Say initial memory address is 100H. Then

Memory Address | Big endian | Little Endian
100 : | 01 | 04
101 : | 02 | 03
102 : | 03 | 02
103 : | 04 | 01


and in BIG Endian MSB(most significant bit) is stored at lowest address location (as in my example 01 is the MSB) while Little Endian format follows the exactly opposite trend.

So now as the PC's (intel processors) use " LITTLE ENDIAN" byte order, The result is written from bottom to top.

Vikesh said: (Sep 23, 2010)  
There is different number system is binary and hexadecimal. Our Turbo C is machine dependent. So we get this type of result. In real Digital logic we get different result. Because we get resut in binary.

Anuj said: (Oct 8, 2010)  
Preethi's answer is absolutly correct.

Ankit Chandra said: (Oct 18, 2010)  
Thank you preeti. I really needed that ansswer badly.

Subrata said: (Oct 19, 2010)  
Thank you preeti.

Aishwarya said: (Oct 22, 2010)  
I agree with preeti answer.

Vishnu Kant said: (Nov 1, 2010)  
Thanks preethi.
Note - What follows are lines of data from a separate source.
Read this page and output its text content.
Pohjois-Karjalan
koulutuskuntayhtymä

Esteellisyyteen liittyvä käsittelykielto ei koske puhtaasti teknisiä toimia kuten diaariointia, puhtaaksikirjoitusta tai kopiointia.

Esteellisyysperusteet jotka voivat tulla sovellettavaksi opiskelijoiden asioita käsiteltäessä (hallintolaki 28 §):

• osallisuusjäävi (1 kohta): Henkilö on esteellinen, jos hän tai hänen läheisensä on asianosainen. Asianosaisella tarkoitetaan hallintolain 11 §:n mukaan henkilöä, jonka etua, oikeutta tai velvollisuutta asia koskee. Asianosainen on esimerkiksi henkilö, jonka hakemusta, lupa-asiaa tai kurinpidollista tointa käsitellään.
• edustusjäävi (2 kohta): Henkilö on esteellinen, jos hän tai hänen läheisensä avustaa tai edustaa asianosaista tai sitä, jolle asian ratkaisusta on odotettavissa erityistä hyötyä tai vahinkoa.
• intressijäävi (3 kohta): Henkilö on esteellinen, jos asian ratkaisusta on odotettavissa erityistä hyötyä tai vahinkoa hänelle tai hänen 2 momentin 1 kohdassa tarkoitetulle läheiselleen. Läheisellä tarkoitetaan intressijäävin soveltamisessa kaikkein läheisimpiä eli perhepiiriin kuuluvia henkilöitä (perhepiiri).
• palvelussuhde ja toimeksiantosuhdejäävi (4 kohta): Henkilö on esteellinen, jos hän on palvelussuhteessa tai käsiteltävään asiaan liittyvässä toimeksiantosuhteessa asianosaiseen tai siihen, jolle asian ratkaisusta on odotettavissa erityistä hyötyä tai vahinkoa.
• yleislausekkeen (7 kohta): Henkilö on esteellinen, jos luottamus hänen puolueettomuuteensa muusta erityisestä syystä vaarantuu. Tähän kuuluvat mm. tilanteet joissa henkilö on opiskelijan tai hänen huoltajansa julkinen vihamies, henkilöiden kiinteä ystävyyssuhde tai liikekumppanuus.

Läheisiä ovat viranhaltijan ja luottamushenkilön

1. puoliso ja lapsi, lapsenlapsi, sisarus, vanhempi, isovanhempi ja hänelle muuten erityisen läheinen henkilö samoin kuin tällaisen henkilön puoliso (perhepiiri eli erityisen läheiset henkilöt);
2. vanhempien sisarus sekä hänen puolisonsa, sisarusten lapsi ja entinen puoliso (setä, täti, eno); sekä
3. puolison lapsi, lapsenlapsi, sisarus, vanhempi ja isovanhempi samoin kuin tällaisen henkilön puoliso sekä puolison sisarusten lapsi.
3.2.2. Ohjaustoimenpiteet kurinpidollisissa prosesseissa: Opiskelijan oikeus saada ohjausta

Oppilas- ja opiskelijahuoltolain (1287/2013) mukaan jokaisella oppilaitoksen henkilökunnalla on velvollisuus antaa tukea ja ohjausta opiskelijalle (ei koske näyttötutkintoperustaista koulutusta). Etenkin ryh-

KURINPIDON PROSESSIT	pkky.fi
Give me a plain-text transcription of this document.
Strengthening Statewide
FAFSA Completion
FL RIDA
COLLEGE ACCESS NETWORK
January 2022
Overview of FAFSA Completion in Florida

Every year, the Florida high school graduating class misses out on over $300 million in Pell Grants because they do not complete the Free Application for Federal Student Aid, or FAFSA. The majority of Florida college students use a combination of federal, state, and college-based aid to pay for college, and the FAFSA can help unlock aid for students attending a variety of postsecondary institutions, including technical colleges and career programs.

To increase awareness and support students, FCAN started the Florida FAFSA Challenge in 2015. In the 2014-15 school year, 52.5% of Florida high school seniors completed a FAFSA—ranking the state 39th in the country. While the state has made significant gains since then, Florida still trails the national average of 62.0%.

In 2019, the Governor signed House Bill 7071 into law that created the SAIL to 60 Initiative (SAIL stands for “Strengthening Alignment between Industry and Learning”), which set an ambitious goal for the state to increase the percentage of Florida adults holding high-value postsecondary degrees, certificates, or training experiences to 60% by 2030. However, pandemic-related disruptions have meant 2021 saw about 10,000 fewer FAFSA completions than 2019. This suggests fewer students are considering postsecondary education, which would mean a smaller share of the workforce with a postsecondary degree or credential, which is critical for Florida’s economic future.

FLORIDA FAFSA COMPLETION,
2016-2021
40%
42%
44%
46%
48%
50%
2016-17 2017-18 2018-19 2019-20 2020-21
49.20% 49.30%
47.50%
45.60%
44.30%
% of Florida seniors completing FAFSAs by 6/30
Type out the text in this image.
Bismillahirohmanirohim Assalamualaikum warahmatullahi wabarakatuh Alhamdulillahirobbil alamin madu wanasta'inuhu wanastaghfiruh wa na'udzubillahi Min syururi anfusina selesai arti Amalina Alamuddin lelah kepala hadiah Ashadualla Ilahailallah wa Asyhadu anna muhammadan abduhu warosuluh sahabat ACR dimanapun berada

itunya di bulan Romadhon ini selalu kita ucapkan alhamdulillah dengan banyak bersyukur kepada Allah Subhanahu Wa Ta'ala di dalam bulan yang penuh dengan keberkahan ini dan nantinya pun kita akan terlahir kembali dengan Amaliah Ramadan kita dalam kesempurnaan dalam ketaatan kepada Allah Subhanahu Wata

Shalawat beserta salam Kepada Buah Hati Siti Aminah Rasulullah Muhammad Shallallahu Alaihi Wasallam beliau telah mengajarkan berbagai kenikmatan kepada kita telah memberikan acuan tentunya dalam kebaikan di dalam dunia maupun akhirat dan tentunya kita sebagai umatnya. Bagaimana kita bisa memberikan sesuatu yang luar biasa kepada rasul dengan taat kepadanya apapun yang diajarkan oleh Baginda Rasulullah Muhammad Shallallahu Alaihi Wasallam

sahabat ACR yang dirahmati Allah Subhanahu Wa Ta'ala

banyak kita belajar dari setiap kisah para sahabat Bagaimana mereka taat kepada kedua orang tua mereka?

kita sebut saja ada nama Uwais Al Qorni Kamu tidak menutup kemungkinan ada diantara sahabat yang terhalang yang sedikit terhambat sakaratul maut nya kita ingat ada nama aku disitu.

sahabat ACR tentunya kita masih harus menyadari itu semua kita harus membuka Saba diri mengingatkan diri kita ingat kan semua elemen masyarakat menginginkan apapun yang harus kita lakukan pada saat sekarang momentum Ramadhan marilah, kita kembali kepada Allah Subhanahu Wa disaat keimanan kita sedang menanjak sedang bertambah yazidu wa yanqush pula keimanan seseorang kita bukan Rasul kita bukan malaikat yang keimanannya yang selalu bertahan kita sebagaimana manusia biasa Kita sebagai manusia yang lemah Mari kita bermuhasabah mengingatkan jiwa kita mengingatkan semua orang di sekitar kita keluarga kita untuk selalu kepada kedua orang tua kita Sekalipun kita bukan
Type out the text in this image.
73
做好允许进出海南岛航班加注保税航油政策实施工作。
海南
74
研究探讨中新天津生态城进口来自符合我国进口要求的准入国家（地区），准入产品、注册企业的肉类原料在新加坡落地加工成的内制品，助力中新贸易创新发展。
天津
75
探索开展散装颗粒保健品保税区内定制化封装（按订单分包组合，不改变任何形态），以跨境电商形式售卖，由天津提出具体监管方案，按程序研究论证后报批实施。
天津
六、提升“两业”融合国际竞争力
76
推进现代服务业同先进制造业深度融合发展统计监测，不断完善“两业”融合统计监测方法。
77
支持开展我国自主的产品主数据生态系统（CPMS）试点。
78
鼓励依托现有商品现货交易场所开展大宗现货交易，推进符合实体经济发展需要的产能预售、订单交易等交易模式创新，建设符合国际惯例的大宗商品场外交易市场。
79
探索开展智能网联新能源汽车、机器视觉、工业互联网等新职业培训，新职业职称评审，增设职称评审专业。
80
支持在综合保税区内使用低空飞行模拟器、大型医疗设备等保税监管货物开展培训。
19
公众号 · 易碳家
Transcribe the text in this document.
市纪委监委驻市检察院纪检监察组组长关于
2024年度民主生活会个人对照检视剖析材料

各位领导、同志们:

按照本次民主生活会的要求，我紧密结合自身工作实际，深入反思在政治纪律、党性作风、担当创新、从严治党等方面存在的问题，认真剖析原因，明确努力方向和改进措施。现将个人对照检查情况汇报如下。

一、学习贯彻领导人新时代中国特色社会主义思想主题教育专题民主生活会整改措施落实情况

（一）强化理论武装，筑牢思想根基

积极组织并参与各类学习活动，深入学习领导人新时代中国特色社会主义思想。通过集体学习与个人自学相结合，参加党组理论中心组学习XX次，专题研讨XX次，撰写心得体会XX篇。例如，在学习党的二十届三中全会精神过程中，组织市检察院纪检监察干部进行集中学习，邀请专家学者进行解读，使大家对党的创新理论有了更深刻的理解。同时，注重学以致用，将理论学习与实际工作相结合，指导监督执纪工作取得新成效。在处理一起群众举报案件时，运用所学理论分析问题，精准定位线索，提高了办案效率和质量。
Thanks pradeep. :-).

Nikhil said: (Nov 1, 2010)  
Thanks preethi.

Nikhil Kadam said: (Nov 1, 2010)  
Why we tha answer is not 00 00 CA 04?

Reka said: (Nov 8, 2010)  
How to normalise a number?

Sathish said: (Nov 10, 2010)  
Hi, i have a doubt
in the statement

p=(char *)&a;
why we are used (char *) here

Vignesh said: (Nov 25, 2010)  
Hi, can anyone tell me in what way the given program helps us to find the answer for the given question.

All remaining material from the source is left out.